Report: Majority of Convicted Terrorists in U.S. Are American Citizens

They’re college-educated, have jobs and were born and raised here. A new study finds the terrorist threat is increasingly in our own backyard. Eli Lake reports.

Saul Loeb/AFP/Getty

In 1997, a Sudanese man named Jamal Ahmed al-Fadl became the first person to plead guilty in the United States to offenses related to being part of al Qaeda. Between al-Fadl’s conviction and the end of 2011, 170 other individuals have been convicted by American courts or military commissions for committing crimes on behalf of, or inspired by, the organization responsible for the 9-11 attacks.

A new study finds that a majority of these operatives were American citizens. Nearly a quarter were converts to Islam. More than half had completed some form of college course work.

Some of the names are well known, such as John Walker Lindh, the American who was found by U.S. troops in 2001 to be fighting with the Taliban in Afghanistan. Others are described as al Qaeda aspirants, and were arrested and convicted of plotting terrorist acts after an informant or undercover FBI officer lured them into a sting.

While several organizations have examined the trend of Americans joining al Qaeda, the new study from the Henry Jackson Society, a right-leaning think tank in London, goes into specific biographical and demographic detail on the individuals themselves.

The study is especially timely this month as the Senate Select Committee on Intelligence has demanded President Obama release Justice Department legal memos spelling out his authority to kill U.S. citizens who have joined al Qaeda overseas. Senator Rand Paul, a Republican from Kentucky, has threatened to hold the nomination of John Brennan to be the next CIA director until he gets a statement from the White House that Obama does not have the authority to use drones against American citizens on American soil.

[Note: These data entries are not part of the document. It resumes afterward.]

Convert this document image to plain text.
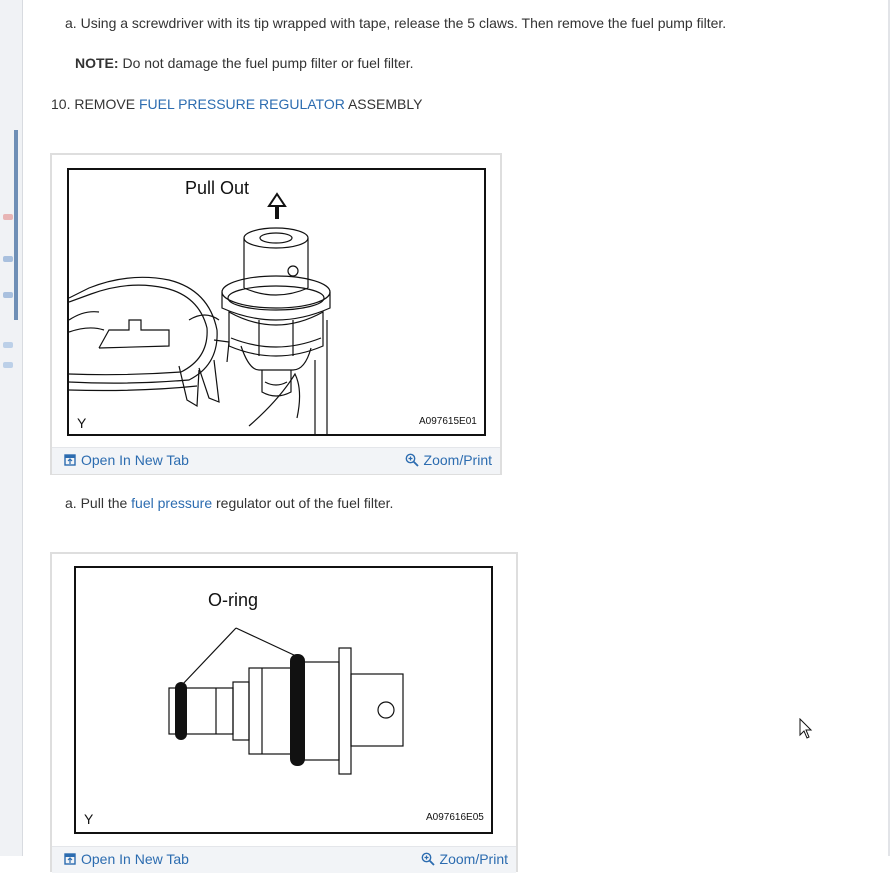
a. Using a screwdriver with its tip wrapped with tape, release the 5 claws. Then remove the fuel pump filter.
NOTE: Do not damage the fuel pump filter or fuel filter.
10. REMOVE FUEL PRESSURE REGULATOR ASSEMBLY
Pull Out
Y	A097615E01
Open In New Tab	Zoom/Print
a. Pull the fuel pressure regulator out of the fuel filter.
O-ring
Y	A097616E05
Open In New Tab	Zoom/Print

As for who joins al Qaeda, the report says there aren’t many advance signs. “There needs to be an acknowledgement that the threat can come from any region of the country, from any background or educational status,” said the report’s main author, Robin Simcox. “There is no classic profile for the home grown al Qaeda threat in the United States, the key here is to look at the spread of ideology and not profile for education, race or social status.”

Mike Hayden, the last CIA director under George W. Bush and the author of a preface to the new study, compared it to a baseball encyclopedia. “The way I would view this, this is not about targeting Americans or American groups, this is about being aware that Americans and American groups are being targeted by al Qaeda for recruitment,” he said.

This is a very different picture of the al Qaeda threat top national security officials warned about after 9-11. In that world, the threat was largely from highly trained individuals who infiltrated into the U.S. on fake passports or through other means. The report found that only 47 percent of the individuals convicted of al Qaeda-related offenses attended some kind of training camp. Of those who received training, 68 percent attended a camp in Afghanistan, 29 percent in Pakistan and 5 percent in Somalia.

Of the 171 convicted, 61 were born in the U.S. Of those, 17 are African American and 13 are Caucasian. The rest include Iraqi-, Jordanian-, and Egyptian-Americans.

The study also shows that 89 of 171 individuals convicted have received at least some kind of college education, with 39 individuals earning an advanced degree. At the time of their arrests, 97 of the total either had jobs or were in school.

Al Qaeda-related offenses, as defined by the study, can include anything from providing material support to al Qaeda to participating in attempted mass murder. The vast majority of the data for the report is culled from documents from U.S. federal court cases.

“As shown by many years of real-world experience, our federal courts are fully capable of handling terrorism prosecutions,” said James Benjamin, a lawyer with Akin Gump who authored a report in July 2009 on U.S. prosecutions of terrorism cases for Human Rights First. “Compiling statistics requires judgment calls, but we can all learn a great deal from the extensive factual record of successful terrorism cases in our courts during the past 15 years.”